The congressman calls the allegations a distraction
Calls to Santos’ office by NPR went unanswered, but on Thursday he addressed the allegations on Twitter.
“The reports that I would let a dog die is shocking & insane,” Santos tweeted. “My work in animal advocacy was the labor of love & hard work.”
He added: “Over the past 24hr I have received pictures of dogs I helped rescue throughout the years along with supportive messages.
“These distractions won’t stop me!”
The reports that I would let a dog die is shocking & insane. My work in animal advocacy was the labor of love & hard work. Over the past 24hr I have received pictures of dogs I helped rescue throughout the years along with supportive messages.
These distractions won’t stop me!
— George Santos (@Santos4Congress) January 19, 2023
Santos is being investigated after a series of lies
Among colleagues in the House, Santos has been held at arm’s-length as a cascade of revelations about his fabricated biography continues to come to light. Constituents in his district staged several rallies early this month, demanding Santos’ resignation. Meanwhile, local Republican leaders have described him as a pariah and a pathological liar.

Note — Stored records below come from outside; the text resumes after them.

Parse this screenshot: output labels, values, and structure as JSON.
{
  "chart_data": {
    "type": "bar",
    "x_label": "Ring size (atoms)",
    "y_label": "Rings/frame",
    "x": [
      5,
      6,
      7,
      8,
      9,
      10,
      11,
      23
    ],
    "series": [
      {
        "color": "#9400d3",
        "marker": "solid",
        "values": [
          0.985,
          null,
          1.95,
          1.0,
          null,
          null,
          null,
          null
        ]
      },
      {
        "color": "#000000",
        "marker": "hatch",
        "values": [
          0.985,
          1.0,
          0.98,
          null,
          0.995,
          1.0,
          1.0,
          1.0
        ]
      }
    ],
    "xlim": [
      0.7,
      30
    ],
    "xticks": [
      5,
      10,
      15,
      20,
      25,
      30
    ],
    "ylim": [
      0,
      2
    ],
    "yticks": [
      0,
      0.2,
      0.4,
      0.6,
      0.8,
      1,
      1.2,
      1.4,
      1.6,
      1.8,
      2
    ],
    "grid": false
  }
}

Santos has admitted to lying about graduating from Baruch College (he has not graduated from any college); working at Goldman Sachs and Citigroup (he now says he worked with a company that worked with the financial giants); owning 13 properties (he owns none); and his Ukrainian grandparents being Jewish and having fled the Holocaust (in fact, both grandparents were born in Brazil, and he was raised Christian).
On Wednesday evening, The New York Times reported that Santos lied about his mother having escaped from the World Trade Center on 9/11. According to the Times, immigration documents show that she was living in Brazil at the time of the attacks.
The 34-year-old faces federal, state and local investigations. Santos’ federal campaign records show that he loaned his campaign more than $700,000, but the source of that money has yet to be explained.
House Speaker Kevin McCarthy, R-Calif., has not supported calls for Santos to resign, saying, “The voters have elected George Santos.” And on Tuesday, Santos was appointed to the House Science, Space and Technology Committee and the Small Business Committee.
Life after Sapphire’s death
Osthoff is apoplectic over Santos’ political career and seeming success.
While he holds Santos responsible for Sapphire’s death, he said, he tries not to spend too much time thinking about him. That has been harder lately given how often Santos appears in the news, he said.
“It’ll just send me to a dark place, and I don’t want to go there.”
Osthoff’s life is stable these days. He has a home, a job and two new dogs that, he said, “make me so happy.”
“My life is good,” he said, which is why he now feels obligated to warn others about Santos.
He added: “The dog’s already gone, and I’m not expecting to get any money back. I just want to see him never do this to anybody else again. I don’t want somebody else to feel that way.”
NPR’s Will Chase contributed to this report.